Музыка, которая составляла теперь сам смысл его существования, была, мягко говоря, непривычна. Не какими-нибудь авангардными изысками. Нет. Однако она звучала настолько по-иному, что Композитор просто не мог подобрать для неё адекватного названия. Простая и, одновременно, глубокая и величественная. Ни у одного из музыкантов прошлого и, тем более, настоящего, не было ничего подобного. Разве что "Пассакалия" Баха имела с ней едва уловимое сходство. Не зря ему всегда казалось, что Иоганн Себастьян слышал нечто, недоступное остальным, и пытался донести до людей понятными им средствами. И, вот, теперь он в какой-то мере идёт по его стопам.
Такое сравнение с великим Бахом показалось Композитору чрезмерно дерзким. А, впрочем, какие тут могут быть сравнения! Ведь он же, в сущности, ничего не сочиняет, а только записывает. Хотя, конечно, и не теряет надежды когда-нибудь обработать всё это и воплотить в привычные людям звуки. Композитор невесело усмехнулся. Для адекватной передачи нужно быть новым Бахом. Он же с годами всё яснее сознавал предел собственных, достаточно скромных, по сравнению с великими, возможностей.
По правде говоря, роль Композитора нельзя было свести просто к записи, так было лишь на первом этапе. Теперь же он выступал в качестве своеобразного реставратора, исследователя. Как будто изучая повреждённую рукопись коллеги из прошлого и по цифрованному басу восстанавливая его сочинение. Композитор снова усмехнулся. Выходит, он записал в коллеги саму природу или, как наверняка считал тот же Бах, Бога.
Как жаль, что от Пифагора осталось так мало записей, а его теории были переданы его последователями, а позже переводчиками и комментаторами лишь в меру их собственного скромного разумения!

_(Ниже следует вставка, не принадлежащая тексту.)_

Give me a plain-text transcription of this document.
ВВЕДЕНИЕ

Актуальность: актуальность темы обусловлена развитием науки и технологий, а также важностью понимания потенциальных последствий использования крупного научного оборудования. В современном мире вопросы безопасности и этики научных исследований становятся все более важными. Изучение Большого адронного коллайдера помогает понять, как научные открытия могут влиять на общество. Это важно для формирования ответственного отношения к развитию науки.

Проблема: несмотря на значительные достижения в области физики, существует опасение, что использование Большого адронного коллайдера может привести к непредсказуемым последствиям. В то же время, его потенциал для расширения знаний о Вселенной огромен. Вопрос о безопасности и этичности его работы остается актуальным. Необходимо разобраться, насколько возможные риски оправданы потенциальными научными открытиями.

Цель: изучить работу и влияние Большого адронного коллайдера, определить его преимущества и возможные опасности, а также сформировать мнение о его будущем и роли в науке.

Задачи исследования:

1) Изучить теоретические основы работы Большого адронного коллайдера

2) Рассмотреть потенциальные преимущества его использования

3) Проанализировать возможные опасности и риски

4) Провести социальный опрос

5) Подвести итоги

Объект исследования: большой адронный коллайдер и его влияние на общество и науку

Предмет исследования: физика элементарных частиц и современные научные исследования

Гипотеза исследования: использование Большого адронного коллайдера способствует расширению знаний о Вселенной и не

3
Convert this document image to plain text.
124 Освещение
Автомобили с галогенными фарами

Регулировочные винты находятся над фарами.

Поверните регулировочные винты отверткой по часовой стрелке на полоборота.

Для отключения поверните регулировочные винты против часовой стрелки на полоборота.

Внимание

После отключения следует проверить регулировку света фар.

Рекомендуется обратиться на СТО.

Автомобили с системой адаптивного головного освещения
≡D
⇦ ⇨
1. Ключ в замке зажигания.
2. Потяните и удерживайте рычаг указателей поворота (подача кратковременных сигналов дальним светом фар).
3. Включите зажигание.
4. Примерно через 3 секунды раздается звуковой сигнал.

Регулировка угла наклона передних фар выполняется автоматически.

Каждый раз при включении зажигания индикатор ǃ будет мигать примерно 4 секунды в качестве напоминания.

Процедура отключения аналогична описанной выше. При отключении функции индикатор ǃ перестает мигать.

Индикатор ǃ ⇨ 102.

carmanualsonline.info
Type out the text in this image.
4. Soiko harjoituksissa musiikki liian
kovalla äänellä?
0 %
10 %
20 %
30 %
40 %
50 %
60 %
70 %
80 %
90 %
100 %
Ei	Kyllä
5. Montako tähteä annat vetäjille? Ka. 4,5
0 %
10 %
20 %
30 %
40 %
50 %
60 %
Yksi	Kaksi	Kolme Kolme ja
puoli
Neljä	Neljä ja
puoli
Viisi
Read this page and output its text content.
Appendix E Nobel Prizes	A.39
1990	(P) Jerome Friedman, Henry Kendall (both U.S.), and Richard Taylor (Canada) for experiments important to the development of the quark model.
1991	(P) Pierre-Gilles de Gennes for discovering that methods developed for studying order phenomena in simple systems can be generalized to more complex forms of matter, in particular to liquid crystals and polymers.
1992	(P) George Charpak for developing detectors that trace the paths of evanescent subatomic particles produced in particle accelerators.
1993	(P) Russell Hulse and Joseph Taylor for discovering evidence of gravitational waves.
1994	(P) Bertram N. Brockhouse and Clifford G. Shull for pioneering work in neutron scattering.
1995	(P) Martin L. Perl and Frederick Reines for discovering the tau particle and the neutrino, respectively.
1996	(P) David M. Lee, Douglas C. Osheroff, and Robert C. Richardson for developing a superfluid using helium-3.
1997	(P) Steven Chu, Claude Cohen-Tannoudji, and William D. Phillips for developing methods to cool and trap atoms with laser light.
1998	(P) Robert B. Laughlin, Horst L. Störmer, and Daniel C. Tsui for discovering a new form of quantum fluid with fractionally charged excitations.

Сам бы он, правда, едва ли понял бы больше, но вот Профессор мог бы извлечь немало полезного. Выходит, древний грек, как и немецкий музыкант, тоже слышал это?
Композитор уверенно вошёл в двери "Института космологии" и резво взбежал по лестнице. Информация должна была прийти сегодня. Если его предположения подтвердятся, это станет настоящим прорывом. Если же нет... Что ж, придётся вернуться к своей симфонии, забыв об эксперименте, как о невероятном сне.
- Поздравляю, коллега! Планета на своём месте. Там, куда Вы её и определили!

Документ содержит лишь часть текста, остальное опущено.